This unique not-quite-doc chronicles an actor striking up a morbid relationship with her latest character.
Multiplex cinema chains have come to a tacit agreement that the public employ their services as a way to escape from the punchclock drudgery of real life. Movies are a way to turn on, tune in and zone out, and nothing more than that. Kate Plays Christine from director Robert Greene is a brilliant spoil sport movie, a work whose sole interest is in the way that blissful disconnect from reality plays out.
It ponders the possibility that whimsical escapism comes with its ethical caveats, that mindless enjoyment is often powered by a startling, unavoidable manipulation of reality. Is it right to have actors step into the shoes of other people when there is absolutely no way they can offer even anything even close to a valuable recreation of someone else’s life and experiences? And furthermore, should audiences be made aware that the cinema they’re consuming often generates false emotions by exploiting the image (or, often, the ghost) of these real people? And what about death? Is it right to trivialise this great existential taboo, to throw it up there on the screen and reframe it as chilling spectacle?

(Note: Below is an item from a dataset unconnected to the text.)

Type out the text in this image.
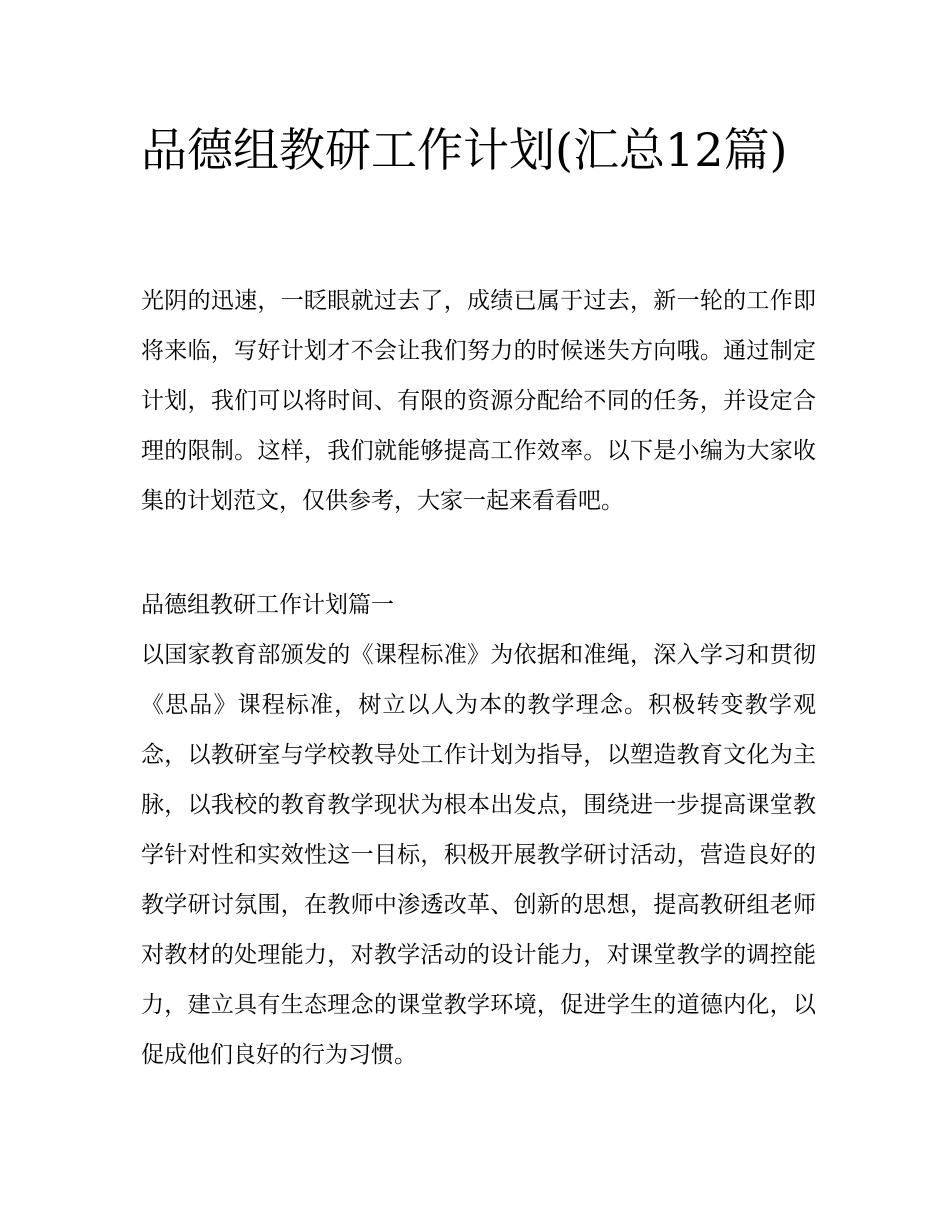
品德组教研工作计划(汇总12篇)

光阴的迅速，一眨眼就过去了，成绩已属于过去，新一轮的工作即将来临，写好计划才不会让我们努力的时候迷失方向哦。通过制定计划，我们可以将时间、有限的资源分配给不同的任务，并设定合理的限制。这样，我们就能够提高工作效率。以下是小编为大家收集的计划范文，仅供参考，大家一起来看看吧。

品德组教研工作计划篇一

以国家教育部颁发的《课程标准》为依据和准绳，深入学习和贯彻《思品》课程标准，树立以人为本的教学理念。积极转变教学观念，以教研室与学校教导处工作计划为指导，以塑造教育文化为主脉，以我校的教育教学现状为根本出发点，围绕进一步提高课堂教学针对性和实效性这一目标，积极开展教学研讨活动，营造良好的教学研讨氛围，在教师中渗透改革、创新的思想，提高教研组老师对教材的处理能力，对教学活动的设计能力，对课堂教学的调控能力，建立具有生态理念的课堂教学环境，促进学生的道德内化，以促成他们良好的行为习惯。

The test subject here is the actor Kate Lyn Sheil who has agreed to be filmed in her attempts to ‘get into character’. Her subject is a toughie – the Floridian newsreader Christine Chubbuck who, in 1974, brought a revolver with her on to the air and, following a short tirade against her station’s reprehensible shift towards a more tabloid instinct, shot herself in the head. From a modern vantage, Chubbuck’s life is characterised by the way it ended, and so the inevitable question that arises is: what drove her to this grimly spectacular denouement?
Sheil realises that these issues are inherent to her occupation as an actor, and for the purposes of this film, she pores over the daily ethical concerns in her personal search for some kind of truth. She realises and accepts the impossibility of her task, and the film mutates into a visual document of her research mission. The drama here derives less from Chubbuck’s tragic life, and more from Sheil’s journey towards a melancholic abyss. The camera watches as, with every interview she does, every place she visits, ever piece of biographical information she filches, her task drifts closer toward the impossible.
Maybe it’s a little harsh to characterise Kate Plays Christine as a spoil sport movie, as it’s not saying that all escapism requires the viewer to self-flagellate as penance for their spectatorship sins. But it does offer a concerned critique of movies that cheerfully leach off of real lives, real people and real history.
There’s the suggestion that documentary should be making gains on this ground, that as a storytelling apparatus, it can get marginally closer to that unreachable nirvana known as objective reality. Yet Greene’s humane form of inside-out documentary isn’t just interested in technical questions about the medium – it offers a whispered reminder that we’re all out there on our own, and perhaps we should try and embrace that.